O renomado médico brasileiro Dino Altmann, diretor médico do GP do Brasil e membro do quadro da FIA, diz ser muito importante, da mesma forma, a integração da equipe de assistência na pista com os médicos do hospital do autódromo. "E até mesmo a comunicação com o grupo de plantão no hospital no caso de transporte do acidentado por helicóptero. Antes de o piloto chegar lá, os médicos já são informados do quadro do paciente e o tratamento que já foi iniciado."

Autódromos, quem te viu, quem te vê

Uma viagem pelos autódromos do calendário de 2014 e os de 1994 provocaria um choque do observador. "As diferenças são grandes", disse ao UOL Esporte, no Bahrein, o delegado de segurança da FIA desde 1995, o inglês Charlie Whiting. "A maior diferença, contudo, está na área de escape das curvas. Antes de haver um impacto nos muros ou grades de proteção os pilotos dispõem de largas áreas para reduzir a velocidade."

Falou mais: "Mudamos em muitos casos a brita na área de escape por asfalto, para permitir que o piloto consiga frear, não danificar o carro e regressar à competição”.

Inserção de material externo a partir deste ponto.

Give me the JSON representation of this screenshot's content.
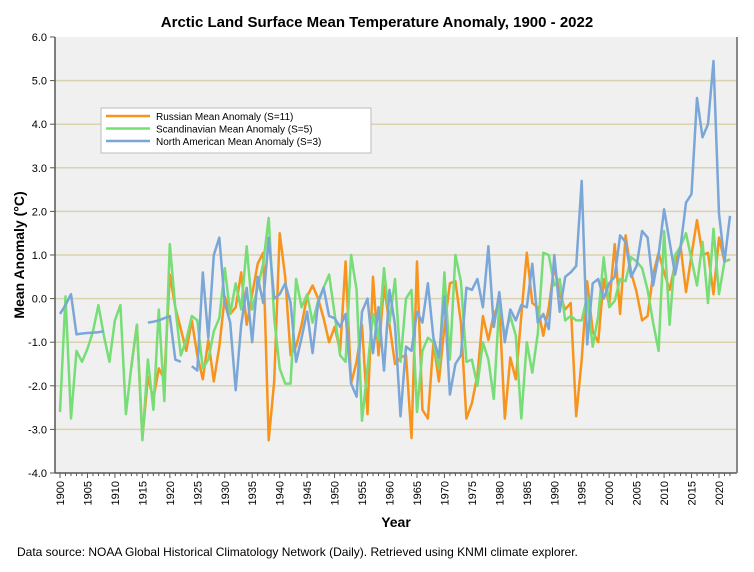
{
  "chart_data": {
    "type": "line",
    "title": "Arctic Land Surface Mean Temperature Anomaly, 1900 - 2022",
    "xlabel": "Year",
    "ylabel": "Mean Anomaly (°C)",
    "xlim": [
      1899,
      2022
    ],
    "ylim": [
      -4.0,
      6.0
    ],
    "yticks": [
      "-4.0",
      "-3.0",
      "-2.0",
      "-1.0",
      "0.0",
      "1.0",
      "2.0",
      "3.0",
      "4.0",
      "5.0",
      "6.0"
    ],
    "xticks": [
      "1900",
      "1905",
      "1910",
      "1915",
      "1920",
      "1925",
      "1930",
      "1935",
      "1940",
      "1945",
      "1950",
      "1955",
      "1960",
      "1965",
      "1970",
      "1975",
      "1980",
      "1985",
      "1990",
      "1995",
      "2000",
      "2005",
      "2010",
      "2015",
      "2020"
    ],
    "grid": "horizontal",
    "legend_position": "upper-left",
    "series": [
      {
        "name": "Russian Mean Anomaly (S=11)",
        "color": "#f7941d",
        "start_year": 1913,
        "values": [
          -1.55,
          -0.6,
          -3.2,
          -1.8,
          -2.3,
          -1.6,
          -1.85,
          0.55,
          -0.2,
          -0.7,
          -1.2,
          -0.5,
          -1.3,
          -1.85,
          -0.95,
          -1.9,
          -1.1,
          0.05,
          -0.35,
          -0.2,
          0.6,
          -0.6,
          0.1,
          0.8,
          1.05,
          -3.25,
          -1.9,
          1.5,
          0.5,
          -1.3,
          -1.1,
          -0.6,
          0.05,
          0.3,
          0.0,
          -0.45,
          -1.0,
          -0.65,
          -1.2,
          0.85,
          -1.95,
          -1.45,
          -0.6,
          -2.65,
          0.5,
          -1.3,
          0.3,
          -0.6,
          -1.5,
          -1.35,
          -1.3,
          -3.2,
          0.85,
          -2.55,
          -2.75,
          -1.0,
          -1.9,
          -0.65,
          0.35,
          0.4,
          -0.55,
          -2.75,
          -2.4,
          -1.75,
          -0.4,
          -0.95,
          -0.35,
          -0.15,
          -2.75,
          -1.35,
          -1.85,
          -0.4,
          1.05,
          -0.1,
          -0.2,
          -0.85,
          -0.2,
          0.75,
          0.1,
          -0.25,
          -0.1,
          -2.7,
          -1.4,
          0.4,
          -0.75,
          -1.0,
          0.45,
          -0.15,
          1.25,
          -0.35,
          1.45,
          0.6,
          0.15,
          -0.5,
          -0.4,
          0.55,
          1.05,
          0.6,
          0.2,
          0.8,
          1.2,
          0.15,
          1.0,
          1.8,
          1.0,
          1.05,
          0.1,
          1.4,
          0.85,
          0.9
        ]
      },
      {
        "name": "Scandinavian Mean Anomaly (S=5)",
        "color": "#77dd77",
        "start_year": 1900,
        "values": [
          -2.6,
          0.05,
          -2.75,
          -1.2,
          -1.45,
          -1.15,
          -0.75,
          -0.15,
          -0.85,
          -1.45,
          -0.5,
          -0.15,
          -2.65,
          -1.55,
          -0.6,
          -3.25,
          -1.4,
          -2.55,
          -0.25,
          -2.35,
          1.25,
          -0.2,
          -1.3,
          -0.95,
          -0.4,
          -0.5,
          -1.6,
          -1.4,
          -0.75,
          -0.45,
          0.7,
          -0.35,
          0.35,
          -0.25,
          1.2,
          -0.25,
          0.25,
          0.8,
          1.85,
          -0.45,
          -1.6,
          -1.95,
          -1.95,
          0.45,
          -0.2,
          0.1,
          -0.55,
          -0.05,
          0.25,
          0.55,
          -0.35,
          -1.3,
          -1.45,
          1.0,
          0.2,
          -2.8,
          -1.6,
          -0.35,
          -0.95,
          0.7,
          -0.55,
          0.45,
          -1.45,
          0.0,
          0.2,
          -2.6,
          -1.2,
          -0.9,
          -1.0,
          -1.6,
          0.6,
          -1.4,
          1.0,
          0.4,
          -1.45,
          -1.4,
          -2.0,
          -1.0,
          -1.4,
          -2.3,
          -0.1,
          -0.85,
          -0.4,
          -0.85,
          -2.75,
          -1.0,
          -1.7,
          -0.8,
          1.05,
          1.0,
          0.3,
          0.45,
          -0.5,
          -0.4,
          -0.5,
          -0.5,
          0.05,
          -1.1,
          -0.4,
          0.95,
          -0.2,
          -0.05,
          0.45,
          0.4,
          0.95,
          0.85,
          0.7,
          0.2,
          -0.55,
          -1.2,
          1.55,
          -0.6,
          1.0,
          1.2,
          1.5,
          0.9,
          0.3,
          1.3,
          -0.1,
          1.6,
          0.1,
          0.85,
          0.9
        ]
      },
      {
        "name": "North American Mean Anomaly (S=3)",
        "color": "#7aa6d8",
        "start_year": 1900,
        "values": [
          -0.35,
          -0.15,
          0.1,
          -0.82,
          -0.8,
          -0.79,
          -0.78,
          -0.77,
          -0.75,
          null,
          null,
          null,
          null,
          null,
          null,
          null,
          -0.55,
          -0.53,
          -0.5,
          -0.45,
          -0.4,
          -1.4,
          -1.45,
          null,
          -1.55,
          -1.65,
          0.6,
          -0.9,
          1.0,
          1.4,
          -0.1,
          -0.55,
          -2.1,
          -0.6,
          0.25,
          -1.0,
          0.5,
          -0.1,
          1.4,
          0.0,
          0.1,
          0.35,
          -0.1,
          -1.45,
          -0.9,
          -0.3,
          -1.25,
          -0.1,
          0.25,
          -0.4,
          -0.45,
          -0.65,
          -0.35,
          -1.95,
          -2.25,
          -0.3,
          0.0,
          -1.25,
          -0.2,
          -1.65,
          0.2,
          -0.6,
          -2.7,
          -1.1,
          -1.2,
          -0.3,
          -0.55,
          0.35,
          -0.9,
          -1.35,
          0.05,
          -2.2,
          -1.5,
          -1.3,
          0.25,
          0.2,
          0.45,
          -0.2,
          1.2,
          -0.65,
          0.15,
          -1.0,
          -0.25,
          -0.5,
          -0.15,
          -0.2,
          0.8,
          -0.55,
          -0.35,
          -0.7,
          1.0,
          -0.3,
          0.5,
          0.6,
          0.75,
          2.7,
          -1.05,
          0.35,
          0.45,
          0.0,
          0.35,
          0.5,
          1.45,
          1.3,
          0.5,
          0.75,
          1.55,
          1.4,
          0.3,
          1.0,
          2.05,
          1.3,
          0.55,
          1.2,
          2.2,
          2.4,
          4.6,
          3.7,
          4.0,
          5.45,
          1.95,
          0.85,
          1.9
        ]
      }
    ]
  },
  "footer": {
    "source": "Data source: NOAA Global Historical Climatology Network (Daily). Retrieved using KNMI climate explorer."
  }
}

Os circuitos da última geração foram projetados levando em conta os conceitos mais modernos de segurança. Representam 50% das pistas do Mundial: Sepang, na Malásia; Sakhir, Bahrein; Xangai, China; Red Bull Ring, Áustria; Silverstone, Grã-Bretanha; Hockenheim, Alemanha; Sochi, Russia; Das Américas, em Austin, Estados Unidos; e Yas Marina, Abu Dabi. 

Ficou mais fácil, agora, entender a razão de os pilotos sentirem-se seguros nos seus carros. Embora, conscientes de que fatalidades, apesar de raras, acontecem.